Pognon et Galette se mirent à rire.

— Ne riez pas, dit Maurin, il n’y a pas de quoi rire !…

Pastouré se leva. Sa stature de géant se dessina sur le ciel, dans le vaste cadre formé par l’ouverture de la caverne.

— Celui qui n’obéira pas à Maurin, dit-il simplement, je me chargerai, moi, de le faire obéir…

— Oh ! vous !… grondèrent Galette et Pognon.
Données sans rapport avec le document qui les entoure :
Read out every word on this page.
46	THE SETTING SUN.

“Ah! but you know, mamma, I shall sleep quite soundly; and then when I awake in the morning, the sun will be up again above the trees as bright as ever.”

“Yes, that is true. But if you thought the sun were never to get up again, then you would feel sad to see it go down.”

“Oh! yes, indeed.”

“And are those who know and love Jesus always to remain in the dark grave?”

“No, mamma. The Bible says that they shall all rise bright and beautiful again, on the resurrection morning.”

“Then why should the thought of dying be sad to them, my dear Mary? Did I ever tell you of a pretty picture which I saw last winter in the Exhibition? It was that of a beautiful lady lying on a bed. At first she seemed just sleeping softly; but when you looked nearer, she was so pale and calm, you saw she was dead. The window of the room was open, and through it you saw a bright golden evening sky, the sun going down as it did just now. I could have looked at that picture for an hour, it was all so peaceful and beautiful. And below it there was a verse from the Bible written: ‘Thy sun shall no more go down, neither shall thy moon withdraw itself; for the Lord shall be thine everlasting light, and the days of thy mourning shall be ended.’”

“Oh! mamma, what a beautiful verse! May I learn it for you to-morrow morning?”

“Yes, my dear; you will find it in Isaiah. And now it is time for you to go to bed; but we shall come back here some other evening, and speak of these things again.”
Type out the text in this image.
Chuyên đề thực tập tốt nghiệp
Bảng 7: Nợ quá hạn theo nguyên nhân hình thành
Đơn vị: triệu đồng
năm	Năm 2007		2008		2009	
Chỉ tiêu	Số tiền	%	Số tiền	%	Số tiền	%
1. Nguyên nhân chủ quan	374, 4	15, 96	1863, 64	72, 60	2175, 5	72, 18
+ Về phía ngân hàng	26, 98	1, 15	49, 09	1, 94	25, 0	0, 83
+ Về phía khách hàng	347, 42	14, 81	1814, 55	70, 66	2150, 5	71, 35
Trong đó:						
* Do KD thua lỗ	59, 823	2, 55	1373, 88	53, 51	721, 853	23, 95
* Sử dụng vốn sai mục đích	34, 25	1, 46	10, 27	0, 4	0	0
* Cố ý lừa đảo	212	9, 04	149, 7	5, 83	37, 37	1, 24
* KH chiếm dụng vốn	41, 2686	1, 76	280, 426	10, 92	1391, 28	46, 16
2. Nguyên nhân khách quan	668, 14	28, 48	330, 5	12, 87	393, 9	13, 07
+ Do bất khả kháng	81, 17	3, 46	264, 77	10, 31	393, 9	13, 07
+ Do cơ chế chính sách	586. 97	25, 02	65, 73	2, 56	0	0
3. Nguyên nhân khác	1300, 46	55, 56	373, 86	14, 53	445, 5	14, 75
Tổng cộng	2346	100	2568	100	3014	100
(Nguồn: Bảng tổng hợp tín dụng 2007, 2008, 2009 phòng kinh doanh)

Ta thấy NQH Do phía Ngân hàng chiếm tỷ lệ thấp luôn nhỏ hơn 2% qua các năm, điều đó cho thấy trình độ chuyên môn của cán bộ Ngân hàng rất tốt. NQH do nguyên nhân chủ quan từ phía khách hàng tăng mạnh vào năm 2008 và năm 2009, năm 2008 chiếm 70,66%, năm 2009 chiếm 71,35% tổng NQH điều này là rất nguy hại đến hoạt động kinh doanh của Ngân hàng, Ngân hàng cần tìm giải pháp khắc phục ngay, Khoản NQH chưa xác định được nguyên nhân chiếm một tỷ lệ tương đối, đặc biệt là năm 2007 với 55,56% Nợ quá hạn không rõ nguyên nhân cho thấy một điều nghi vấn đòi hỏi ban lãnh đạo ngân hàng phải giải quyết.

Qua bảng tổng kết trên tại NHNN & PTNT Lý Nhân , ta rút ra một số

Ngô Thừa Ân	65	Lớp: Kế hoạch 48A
— Tais-toi, Pastouré, dit Maurin, ne menace pas ces hommes, toi qui ne ferais pas de mal à une mouche ! Ce n’est à personne d’ici qu’ils en veulent. Je me le comprends : on les aura maltraités et bourrés d’humiliations, car la vie pas souvent n’est juste ; et ils ont une colère qui ne les quitte pas, pourquoi jamais personne, peut être pas même leur mère, ne leur a parlé doux. Ils ne sont pas méchants tout au fond, car tout au fond personne ne l’est. Nous ne sommes tous que des hommes.

Galette, surpris malgré lui, murmura :

— Pardon, maître Maurin !

— Tu vois, mon vieux Parlo-Soulet… il comprend que je ne suis plus bon qu’à faire un mort, et devant la mort il devient doux. C’est un bon signe, il ne rira plus de toi, berger !… Dis-nous encore des choses !

Il y eut un silence… Les étoiles clignaient les yeux, d’un air d’intelligence.